Monday, July 30, 2012

Have You Heard of TVTropes?

I'm sure you're familiar with wikis. A wiki is a website created by a huge number of contributors, the best-known example being Wikipedia. But it's not the only one. You can find wikis for any number of different purposes -- as an example, StrategyWiki is a wiki with strategy guides for over 4000 video games. Wikis are becoming more and more popular as life gets more and more complicated.

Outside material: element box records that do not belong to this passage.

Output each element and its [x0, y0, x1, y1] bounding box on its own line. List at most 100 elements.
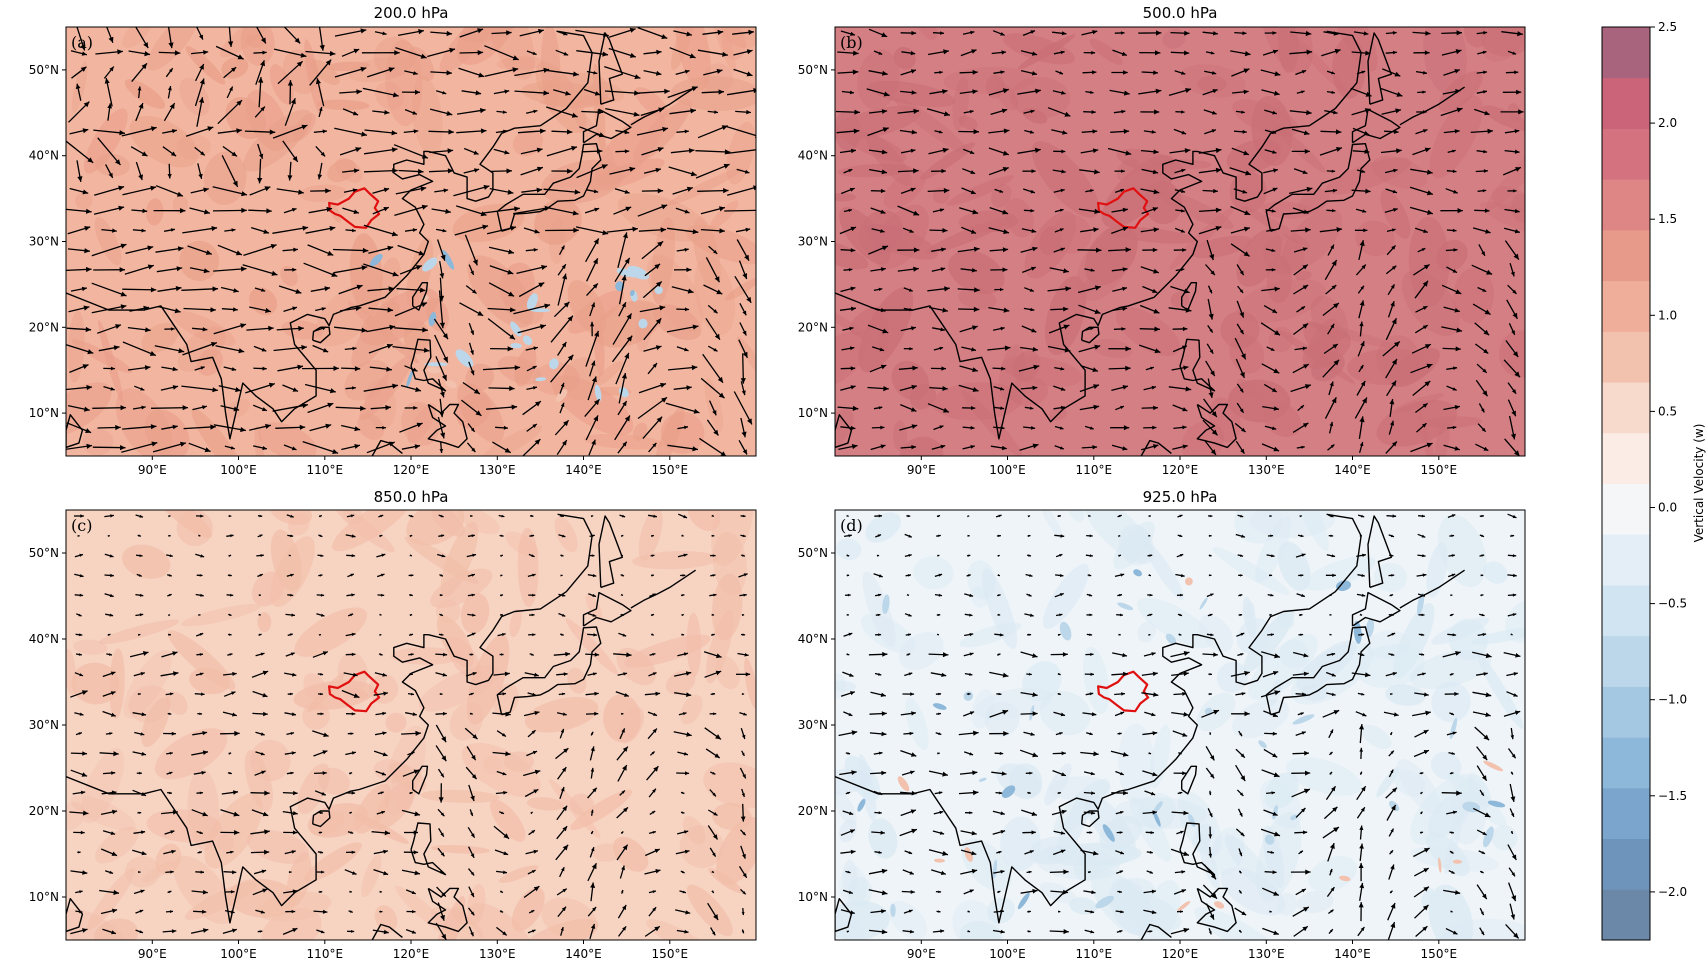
wind-arrow	[1446, 366, 1458, 370]
wind-arrow	[932, 31, 945, 35]
wind-arrow	[182, 226, 218, 234]
wind-arrow	[1111, 444, 1128, 451]
wind-arrow	[740, 888, 747, 895]
wind-arrow	[644, 869, 661, 875]
wind-arrow	[1198, 147, 1222, 154]
wind-arrow	[1148, 515, 1151, 518]
wind-arrow	[587, 573, 597, 578]
wind-arrow	[1351, 672, 1371, 678]
wind-arrow	[132, 751, 147, 756]
wind-arrow	[409, 554, 413, 557]
wind-arrow	[556, 30, 568, 36]
wind-arrow	[1055, 553, 1063, 558]
wind-arrow	[395, 46, 427, 59]
wind-arrow	[648, 788, 657, 798]
wind-arrow	[1170, 651, 1190, 658]
wind-arrow	[1358, 364, 1364, 373]
wind-arrow	[363, 263, 399, 277]
wind-arrow	[1443, 69, 1461, 76]
wind-arrow	[102, 928, 117, 935]
wind-arrow	[138, 870, 141, 874]
wind-arrow	[680, 870, 685, 874]
wind-arrow	[347, 929, 355, 933]
wind-arrow	[1053, 247, 1066, 253]
wind-arrow	[220, 405, 240, 412]
wind-arrow	[103, 366, 115, 371]
wind-arrow	[589, 846, 595, 858]
contour-patch	[1376, 335, 1420, 384]
wind-arrow	[1173, 691, 1187, 696]
wind-arrow	[1234, 31, 1247, 36]
wind-arrow	[1417, 593, 1426, 597]
wind-arrow	[1207, 514, 1213, 518]
wind-arrow	[1358, 416, 1365, 439]
wind-arrow	[345, 228, 356, 233]
wind-arrow	[1233, 129, 1247, 134]
wind-arrow	[1019, 443, 1039, 451]
wind-arrow	[347, 831, 354, 834]
wind-arrow	[287, 161, 293, 181]
wind-arrow	[1114, 692, 1126, 696]
wind-arrow	[374, 31, 387, 36]
wind-arrow	[287, 534, 294, 538]
wind-arrow	[615, 691, 630, 697]
wind-arrow	[555, 747, 569, 760]
contour-patch	[534, 199, 582, 245]
wind-arrow	[641, 147, 664, 156]
wind-arrow	[704, 670, 722, 678]
wind-arrow	[617, 904, 627, 919]
contour-patch	[933, 858, 946, 863]
wind-arrow	[161, 366, 178, 372]
wind-arrow	[1507, 748, 1517, 759]
x-tick-label: 130°E	[479, 947, 516, 961]
colorbar-band	[1602, 686, 1650, 738]
contour-patch	[66, 908, 131, 940]
y-tick-label: 40°N	[798, 149, 828, 163]
wind-arrow	[707, 345, 718, 352]
wind-arrow	[843, 632, 853, 637]
wind-arrow	[559, 633, 564, 636]
wind-arrow	[1476, 829, 1487, 836]
wind-arrow	[546, 106, 578, 118]
contour-patch	[80, 748, 125, 824]
wind-arrow	[161, 424, 178, 430]
wind-arrow	[272, 124, 308, 139]
contour-patch	[704, 378, 724, 432]
wind-arrow	[1326, 169, 1336, 173]
wind-arrow	[590, 830, 594, 835]
wind-arrow	[1504, 149, 1520, 154]
wind-arrow	[1019, 749, 1039, 758]
wind-arrow	[493, 671, 510, 677]
wind-arrow	[288, 554, 291, 557]
wind-arrow	[317, 851, 324, 854]
wind-arrow	[903, 287, 914, 292]
wind-arrow	[312, 730, 329, 737]
wind-arrow	[840, 849, 856, 855]
contour-patch	[1258, 740, 1267, 749]
wind-arrow	[1323, 343, 1339, 355]
wind-arrow	[936, 910, 941, 913]
contour-patch	[1302, 330, 1351, 369]
contour-patch	[145, 198, 164, 226]
wind-arrow	[1356, 380, 1366, 396]
wind-arrow	[500, 574, 503, 577]
wind-arrow	[1475, 343, 1489, 355]
wind-arrow	[221, 307, 238, 312]
wind-arrow	[468, 264, 475, 276]
contour-patch	[549, 358, 559, 370]
wind-arrow	[932, 327, 945, 332]
wind-arrow	[437, 416, 446, 439]
wind-arrow	[996, 692, 1002, 696]
contour-patch	[1417, 592, 1425, 616]
wind-arrow	[1385, 787, 1398, 799]
panel-title: 925.0 hPa	[1143, 488, 1218, 506]
wind-arrow	[1412, 30, 1431, 36]
wind-arrow	[900, 90, 917, 95]
wind-arrow	[1507, 50, 1517, 55]
contour-patch	[984, 701, 1020, 737]
wind-arrow	[70, 751, 88, 756]
wind-arrow	[164, 830, 175, 835]
wind-arrow	[437, 378, 445, 398]
contour-patch	[225, 398, 250, 419]
wind-arrow	[1323, 806, 1338, 820]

So let me introduce you to TVTropes, one of the coolest fiction-writing wikis around. As the organizers say on their home page:
Tropes are devices and conventions that a writer can reasonably rely on as being present in the audience members' minds and expectations.
And yes, if you click on the "tropes" link in that quote, you'll zip to a page that goes into more detail about tropes. That "hotlinking" is part of what makes TVTropes so cool... and sometimes you'll need it just to understand what they're talking about. On occasion I've spent hours on this site just learning about how different types of fiction stories are created... and laughing at some of the lessons as well. Let me give you a quick idea of what you might find on this site... and how absorbing it can be.

TVTropes not only teaches you how to write fiction (I'll get to that in a moment) but they also dissect how those tropes are used in various types of fiction. For this example, I'll use the basic trope page about the Star Trek franchise. (There are individual pages on each series as well.) You'll find gobs of hotlinks on this page.

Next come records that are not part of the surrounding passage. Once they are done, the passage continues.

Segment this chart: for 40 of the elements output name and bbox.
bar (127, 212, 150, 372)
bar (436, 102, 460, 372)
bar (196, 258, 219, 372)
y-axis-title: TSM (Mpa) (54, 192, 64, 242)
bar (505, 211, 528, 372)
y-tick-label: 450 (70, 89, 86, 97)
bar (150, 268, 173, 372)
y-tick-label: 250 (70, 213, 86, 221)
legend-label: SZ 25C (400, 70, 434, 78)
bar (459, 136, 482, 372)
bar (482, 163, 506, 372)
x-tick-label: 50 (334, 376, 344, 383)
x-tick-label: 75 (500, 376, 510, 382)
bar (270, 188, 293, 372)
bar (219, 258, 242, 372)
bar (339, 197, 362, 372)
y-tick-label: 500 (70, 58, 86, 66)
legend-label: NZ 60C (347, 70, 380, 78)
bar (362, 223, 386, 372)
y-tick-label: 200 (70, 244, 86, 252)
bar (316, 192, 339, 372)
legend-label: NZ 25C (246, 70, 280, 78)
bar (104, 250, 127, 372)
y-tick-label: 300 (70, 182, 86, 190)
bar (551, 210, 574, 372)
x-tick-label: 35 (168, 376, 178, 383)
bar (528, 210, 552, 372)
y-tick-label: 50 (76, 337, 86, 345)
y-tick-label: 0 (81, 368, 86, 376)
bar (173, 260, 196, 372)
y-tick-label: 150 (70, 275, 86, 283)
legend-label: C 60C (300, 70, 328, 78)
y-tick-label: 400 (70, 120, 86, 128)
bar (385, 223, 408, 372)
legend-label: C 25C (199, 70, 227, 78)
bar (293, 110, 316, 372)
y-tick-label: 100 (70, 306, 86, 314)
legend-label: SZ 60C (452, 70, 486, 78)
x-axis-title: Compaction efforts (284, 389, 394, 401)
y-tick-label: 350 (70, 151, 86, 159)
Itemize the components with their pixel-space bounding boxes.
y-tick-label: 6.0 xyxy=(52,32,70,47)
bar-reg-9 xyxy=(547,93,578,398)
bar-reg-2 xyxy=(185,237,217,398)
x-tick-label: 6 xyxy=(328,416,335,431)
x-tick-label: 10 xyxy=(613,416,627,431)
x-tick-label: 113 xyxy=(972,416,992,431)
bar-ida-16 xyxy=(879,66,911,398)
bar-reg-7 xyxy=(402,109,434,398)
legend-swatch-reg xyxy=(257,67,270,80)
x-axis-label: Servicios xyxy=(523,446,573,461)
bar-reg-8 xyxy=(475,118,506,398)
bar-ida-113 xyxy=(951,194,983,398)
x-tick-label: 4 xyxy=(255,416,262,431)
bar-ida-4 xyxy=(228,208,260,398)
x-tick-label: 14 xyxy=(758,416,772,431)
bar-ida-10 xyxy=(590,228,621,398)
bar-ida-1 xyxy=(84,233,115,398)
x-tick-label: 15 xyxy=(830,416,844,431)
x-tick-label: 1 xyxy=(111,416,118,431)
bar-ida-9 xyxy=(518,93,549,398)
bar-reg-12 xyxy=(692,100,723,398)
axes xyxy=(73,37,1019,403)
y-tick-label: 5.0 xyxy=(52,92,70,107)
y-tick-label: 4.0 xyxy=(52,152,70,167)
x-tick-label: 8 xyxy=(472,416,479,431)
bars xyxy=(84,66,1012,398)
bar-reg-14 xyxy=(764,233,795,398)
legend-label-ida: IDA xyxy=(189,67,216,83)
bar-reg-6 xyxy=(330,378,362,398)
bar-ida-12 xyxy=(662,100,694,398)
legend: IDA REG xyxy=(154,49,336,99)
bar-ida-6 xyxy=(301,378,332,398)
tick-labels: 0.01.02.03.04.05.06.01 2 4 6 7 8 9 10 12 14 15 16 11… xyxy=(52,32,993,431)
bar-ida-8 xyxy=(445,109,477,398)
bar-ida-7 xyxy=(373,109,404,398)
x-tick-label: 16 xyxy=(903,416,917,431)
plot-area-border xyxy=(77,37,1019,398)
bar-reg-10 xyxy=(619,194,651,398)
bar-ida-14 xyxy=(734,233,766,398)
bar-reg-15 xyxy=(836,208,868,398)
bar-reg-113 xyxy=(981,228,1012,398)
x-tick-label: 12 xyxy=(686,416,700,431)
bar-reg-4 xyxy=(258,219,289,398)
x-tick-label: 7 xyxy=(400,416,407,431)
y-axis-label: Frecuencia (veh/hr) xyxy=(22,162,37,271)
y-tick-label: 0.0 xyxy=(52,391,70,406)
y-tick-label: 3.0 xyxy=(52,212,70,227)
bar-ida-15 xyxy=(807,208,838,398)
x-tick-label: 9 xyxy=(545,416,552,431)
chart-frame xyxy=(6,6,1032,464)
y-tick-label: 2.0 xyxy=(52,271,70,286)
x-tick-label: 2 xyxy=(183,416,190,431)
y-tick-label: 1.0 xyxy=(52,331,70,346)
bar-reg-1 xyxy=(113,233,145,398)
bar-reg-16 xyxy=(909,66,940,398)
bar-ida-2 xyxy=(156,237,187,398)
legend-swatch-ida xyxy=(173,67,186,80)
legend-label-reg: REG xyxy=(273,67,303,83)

In the first paragraph, the words "five live action television series, one Animated Adaptation" are actually seven different hotlinks! (That's not common, but you'll find it occasionally.) In this case, each of the first six words links to a different Star Trek series -- discussed later in the article, and with hotlinks there as well -- and the words "Animated Adaptation" link to a trope page. These two pages give you a good idea what you'll find on a TVTropes page.

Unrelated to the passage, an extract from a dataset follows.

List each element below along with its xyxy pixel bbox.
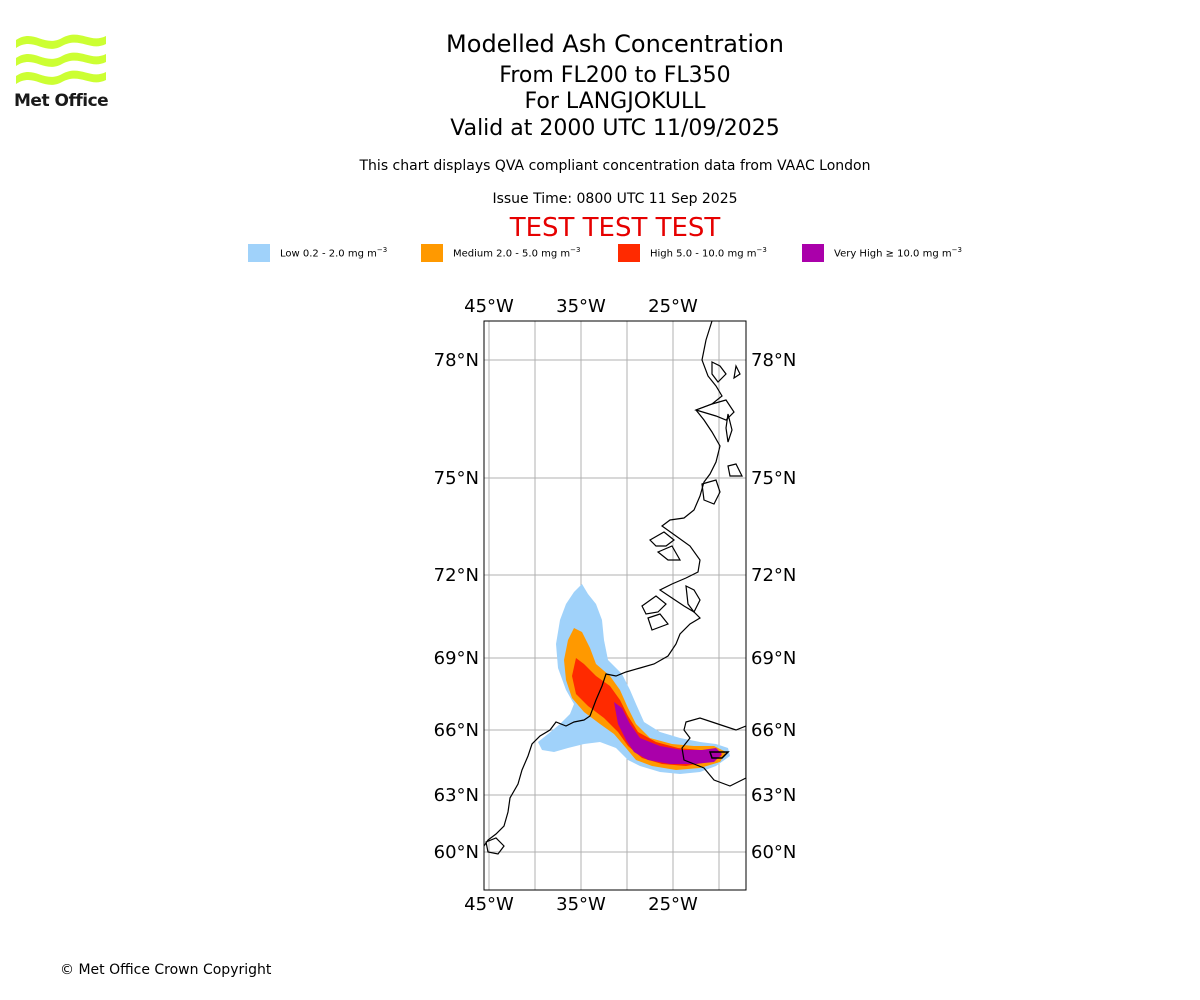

On the Star Trek page, partway down you'll find a list with the title "Tropes common across all series" followed by a list of tropes, some with the craziest names you'll ever see  -- A.I. is a Crapshoot, Almighty Janitor, Blunt Metaphors Trauma, Chekov's Gun, Cleavage Window, Destructo Nookie, etc. These represent memorable tropes that get used frequently on Star Trek (and other shows as well -- that's why they're tropes):
  • A.I. is a Crapshoot: Artificially intelligent computers and lifeforms have a tendency to be unpredictable. Will they be helpful, like Sonny in I, Robot or homicidal like Hal in 2001: A Space Odyssey?
  • Almighty Janitor: Many shows feature a character who's pretty low on the totem pole of "valuable member" in a given society, but these characters often turn out to be the most valuable source of strategy in the story.
  • Blunt Metaphors Trauma: How do you make someone sound alien or out-of-place? Just have them butcher common idioms that we 21st Century humans use. The movie Demolition Man has loads of these, like "You can take this job and shovel it."
  • Chekhov's Gun: An actual name from a plot device used by author Anton Chekhov. Since he's the original creator of this trope, he's also called the Trope Namer on the site.
  • Cleavage Window: One of the sillier tropes that you'll easily recognize -- the woman's outfit with a huge hole over the chest, with no other purpose than showing off the shapelier aspects of the actress. Note that there are other tropes linking to this -- like Fan Service, which is the term manga fans use.
  • Destructo Nookie: Two characters may be trying to kill each other but end up making love (like in the movie Mr. & Mrs. Smith).
All of these individual pages, after explaining the trope (and linking to related tropes) provide a list of examples in various types of fiction. For example, click on "Film" on the Blunt Metaphors Trauma page and you'll see Demolition Man listed right there, along with some of the examples. (Some of those examples aren't quite accurate but, as John Spartan says, they're close enough.)

The point of all this is to help you:
  1. recognize aspects of style that are essential to a given type of story (for example, look up Ray Gun Gothic, which is listed on the Star Trek page; it includes some of the elements I use in my Captain Nexus stories) or
  2. overused tropes that you want to avoid. Most of the time you'd want to avoid the Aliens Never Invented the Wheel or No Such Thing as Alien Pop Culture tropes unless you're going for humor. (The latter trope page mentions the alien G'Kar from Babylon 5 who wonders if Daffy Duck is some kind of household god -- advanced aliens never heard of cartoons, you see. In a related example, G'Kar once observed that every alien race seems to have its own version of Swedish meatballs. Make of that what you will.)
That's part of what makes TVTropes so cool. But there are specific pages designed to help you write fiction that fits in specific genres. Go to the So You Want to See the Index page and just skim down the listings. The section labeled The Basics will send you to pages with general writing help, while there's a load of genre-specific help in the sections after that. Some probably won't help you much, like Write a Dating Sim or Write a Slasher Horror Story, but there's plenty of helpful stuff you can use -- even in a children's story -- to make sure you get the right elements in your story.

Just allow plenty of time to poke around TVTropes. It's an addictive site!